128-bit AES electronic codebook

Rijndael (the core of AES) is an algorithm that might actually be shorter and simpler in C, but I was curious to see how natural I could make it look in Haskell. Thanks to Jeff Moser and Sam Trenholme for their clear elucidations.

Note that this code only does ECB mode; it computes rather than hard-codes the S-box; and it could be vulnerable to side-channel attacks. So enjoy reading it, but don't try to make a serious encryption app out of it. That kind of thing is best left to the professionals :)

butterfly curve

Temple Fay discovered this complicated curve in 1989. It can be defined either parametrically or as a polar equation; I did it the former way.

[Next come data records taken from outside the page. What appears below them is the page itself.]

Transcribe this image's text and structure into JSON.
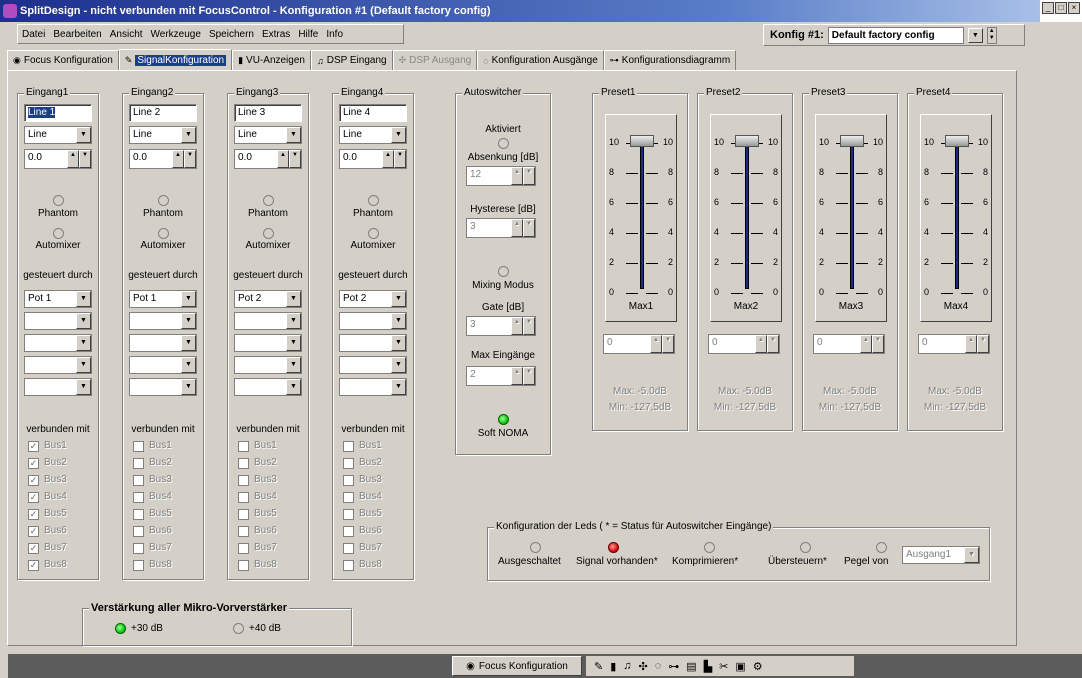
{
  "window": {
    "title": "SplitDesign - nicht verbunden mit FocusControl  -  Konfiguration #1 (Default factory config)",
    "controls": [
      "_",
      "□",
      "×"
    ]
  },
  "menu": [
    "Datei",
    "Bearbeiten",
    "Ansicht",
    "Werkzeuge",
    "Speichern",
    "Extras",
    "Hilfe",
    "Info"
  ],
  "konfig": {
    "label": "Konfig #1:",
    "value": "Default factory config"
  },
  "tabs": [
    {
      "label": "Focus Konfiguration",
      "icon": "focus-icon"
    },
    {
      "label": "SignalKonfiguration",
      "icon": "wrench-icon"
    },
    {
      "label": "VU-Anzeigen",
      "icon": "meter-icon"
    },
    {
      "label": "DSP Eingang",
      "icon": "dsp-in-icon"
    },
    {
      "label": "DSP Ausgang",
      "icon": "dsp-out-icon"
    },
    {
      "label": "Konfiguration Ausgänge",
      "icon": "outputs-icon"
    },
    {
      "label": "Konfigurationsdiagramm",
      "icon": "diagram-icon"
    }
  ],
  "inputs": [
    {
      "title": "Eingang1",
      "name": "Line 1",
      "type": "Line",
      "gain": "0.0",
      "phantom": "Phantom",
      "automixer": "Automixer",
      "controlled_label": "gesteuert durch",
      "controlled_by": "Pot 1",
      "connected_label": "verbunden mit",
      "buses": [
        "Bus1",
        "Bus2",
        "Bus3",
        "Bus4",
        "Bus5",
        "Bus6",
        "Bus7",
        "Bus8"
      ],
      "checked": [
        true,
        true,
        true,
        true,
        true,
        true,
        true,
        true
      ]
    },
    {
      "title": "Eingang2",
      "name": "Line 2",
      "type": "Line",
      "gain": "0.0",
      "phantom": "Phantom",
      "automixer": "Automixer",
      "controlled_label": "gesteuert durch",
      "controlled_by": "Pot 1",
      "connected_label": "verbunden mit",
      "buses": [
        "Bus1",
        "Bus2",
        "Bus3",
        "Bus4",
        "Bus5",
        "Bus6",
        "Bus7",
        "Bus8"
      ],
      "checked": [
        false,
        false,
        false,
        false,
        false,
        false,
        false,
        false
      ]
    },
    {
      "title": "Eingang3",
      "name": "Line 3",
      "type": "Line",
      "gain": "0.0",
      "phantom": "Phantom",
      "automixer": "Automixer",
      "controlled_label": "gesteuert durch",
      "controlled_by": "Pot 2",
      "connected_label": "verbunden mit",
      "buses": [
        "Bus1",
        "Bus2",
        "Bus3",
        "Bus4",
        "Bus5",
        "Bus6",
        "Bus7",
        "Bus8"
      ],
      "checked": [
        false,
        false,
        false,
        false,
        false,
        false,
        false,
        false
      ]
    },
    {
      "title": "Eingang4",
      "name": "Line 4",
      "type": "Line",
      "gain": "0.0",
      "phantom": "Phantom",
      "automixer": "Automixer",
      "controlled_label": "gesteuert durch",
      "controlled_by": "Pot 2",
      "connected_label": "verbunden mit",
      "buses": [
        "Bus1",
        "Bus2",
        "Bus3",
        "Bus4",
        "Bus5",
        "Bus6",
        "Bus7",
        "Bus8"
      ],
      "checked": [
        false,
        false,
        false,
        false,
        false,
        false,
        false,
        false
      ]
    }
  ],
  "autoswitcher": {
    "title": "Autoswitcher",
    "aktiviert": "Aktiviert",
    "absenkung_label": "Absenkung [dB]",
    "absenkung": "12",
    "hysterese_label": "Hysterese [dB]",
    "hysterese": "3",
    "mixing": "Mixing Modus",
    "gate_label": "Gate [dB]",
    "gate": "3",
    "max_label": "Max Eingänge",
    "max": "2",
    "soft": "Soft NOMA"
  },
  "presets": [
    {
      "title": "Preset1",
      "max": "Max1",
      "value": "0",
      "info1": "Max: -5.0dB",
      "info2": "Min: -127,5dB"
    },
    {
      "title": "Preset2",
      "max": "Max2",
      "value": "0",
      "info1": "Max: -5.0dB",
      "info2": "Min: -127,5dB"
    },
    {
      "title": "Preset3",
      "max": "Max3",
      "value": "0",
      "info1": "Max: -5.0dB",
      "info2": "Min: -127,5dB"
    },
    {
      "title": "Preset4",
      "max": "Max4",
      "value": "0",
      "info1": "Max: -5.0dB",
      "info2": "Min: -127,5dB"
    }
  ],
  "fader_scale": {
    "labels": [
      "10",
      "8",
      "6",
      "4",
      "2",
      "0"
    ],
    "level": 1.0
  },
  "leds": {
    "title": "Konfiguration der Leds ( * = Status für Autoswitcher Eingänge)",
    "options": [
      "Ausgeschaltet",
      "Signal vorhanden*",
      "Komprimieren*",
      "Übersteuern*",
      "Pegel von"
    ],
    "selected": 1,
    "pegel_select": "Ausgang1"
  },
  "mic": {
    "title": "Verstärkung aller Mikro-Vorverstärker",
    "options": [
      "+30 dB",
      "+40 dB"
    ],
    "selected": 0
  },
  "taskbar": {
    "item": "Focus Konfiguration",
    "icons": [
      "wrench-icon",
      "meter-icon",
      "dsp-in-icon",
      "dsp-out-icon",
      "outputs-icon",
      "diagram-icon",
      "vu-icon",
      "chart-icon",
      "tools-icon",
      "doc-icon",
      "settings-icon"
    ]
  },
  "colors": {
    "title_start": "#1c2f8c",
    "title_end": "#a8c0e8",
    "led_green": "#11cc11",
    "led_red": "#dd1111",
    "fader_track": "#1a2a8a"
  }
}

One application I thought of for this is object motion in games: I tried it out by writing this little Canvas game, where the comets follow the curve's trajectory. The differences in plot density along the curve create natural-looking comet tails.

bézier curves

De Casteljau's algorithm is a fast, numerically stable way to rasterize Bézier curves. This code implements an interactive demo: click to append nodes to the curve's defining polygon, and drag any node to alter the curve.

convex hulls

This code demonstrates the Graham scan, an O(n log n) method for finding the convex hull (smallest enclosing polygon) of a planar point set. It's a great example of exploiting order: it works by sorting the set by angle about a known extreme point, allowing the hull points to be found in linear time.

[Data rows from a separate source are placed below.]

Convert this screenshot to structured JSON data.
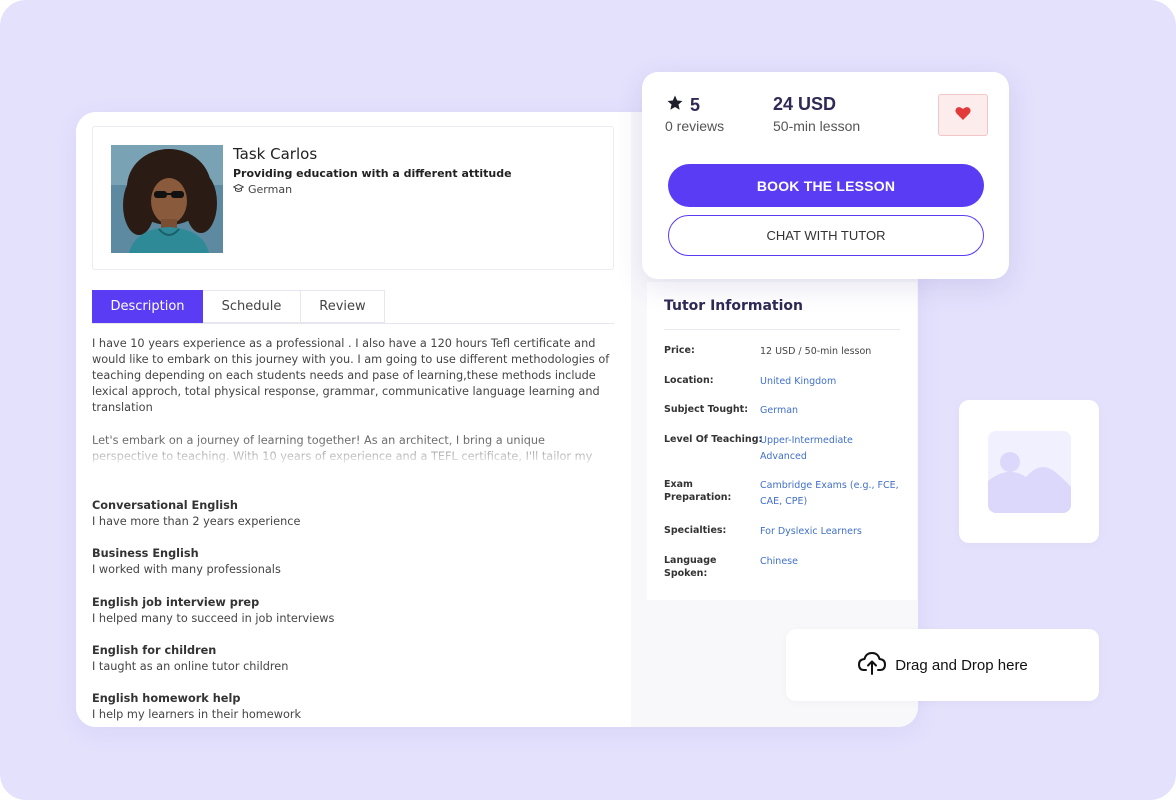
{
  "profile": {
    "name": "Task Carlos",
    "tagline": "Providing education with a different attitude",
    "language": "German"
  },
  "tabs": [
    {
      "label": "Description"
    },
    {
      "label": "Schedule"
    },
    {
      "label": "Review"
    }
  ],
  "description": {
    "paragraph1": "I have 10 years experience as a professional . I also have a 120 hours Tefl certificate and would like to embark on this journey with you. I am going to use different methodologies of teaching depending on each students needs and pase of learning,these methods include lexical approch, total physical response, grammar, communicative language learning and translation",
    "paragraph2": "Let's embark on a journey of learning together! As an architect, I bring a unique perspective to teaching. With 10 years of experience and a TEFL certificate, I'll tailor my approach to meet"
  },
  "skills": [
    {
      "title": "Conversational English",
      "subtitle": "I have more than 2 years experience"
    },
    {
      "title": "Business English",
      "subtitle": "I worked with many professionals"
    },
    {
      "title": "English job interview prep",
      "subtitle": "I helped many to succeed in job interviews"
    },
    {
      "title": "English for children",
      "subtitle": "I taught as an online tutor children"
    },
    {
      "title": "English homework help",
      "subtitle": "I help my learners in their homework"
    }
  ],
  "tutor_info": {
    "title": "Tutor Information",
    "rows": [
      {
        "key": "Price:",
        "value": "12 USD / 50-min lesson"
      },
      {
        "key": "Location:",
        "value": "United Kingdom"
      },
      {
        "key": "Subject Tought:",
        "value": "German"
      },
      {
        "key": "Level Of Teaching:",
        "value": "Upper-Intermediate Advanced"
      },
      {
        "key": "Exam Preparation:",
        "value": "Cambridge Exams (e.g., FCE, CAE, CPE)"
      },
      {
        "key": "Specialties:",
        "value": "For Dyslexic Learners"
      },
      {
        "key": "Language Spoken:",
        "value": "Chinese"
      }
    ]
  },
  "booking": {
    "rating": "5",
    "reviews": "0 reviews",
    "price": "24 USD",
    "price_sub": "50-min lesson",
    "book_label": "BOOK THE LESSON",
    "chat_label": "CHAT WITH TUTOR"
  },
  "upload": {
    "label": "Drag and Drop here"
  },
  "icons": {
    "rating": "star-icon",
    "favorite": "heart-icon",
    "language": "graduation-cap-icon",
    "image_placeholder": "image-icon",
    "upload": "cloud-upload-icon"
  },
  "colors": {
    "background": "#e4e1fd",
    "accent": "#5b3cf5",
    "heading": "#2e2a55",
    "link": "#4170c7",
    "heart": "#e23a3a"
  }
}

A variation on the algorithm, noted by A.M. Andrew, sorts the set lexicographically and finds the upper and lower hull chains separately. This 'monotone chain' version is often preferred, since it's easier to do robustly.

more Π obscurantism

Here's an illustration of an approach to Π pointed out by Kevin Brown. Define f(n) as the nearest greater or equal multiple of n-1, then of n-2, etc (yielding OEIS sequence 2491). Then, inverting a result found by Duane Broline and Daniel Loeb, Π = n² / f(n).

But as you can see from the comment, the series converges very slowly!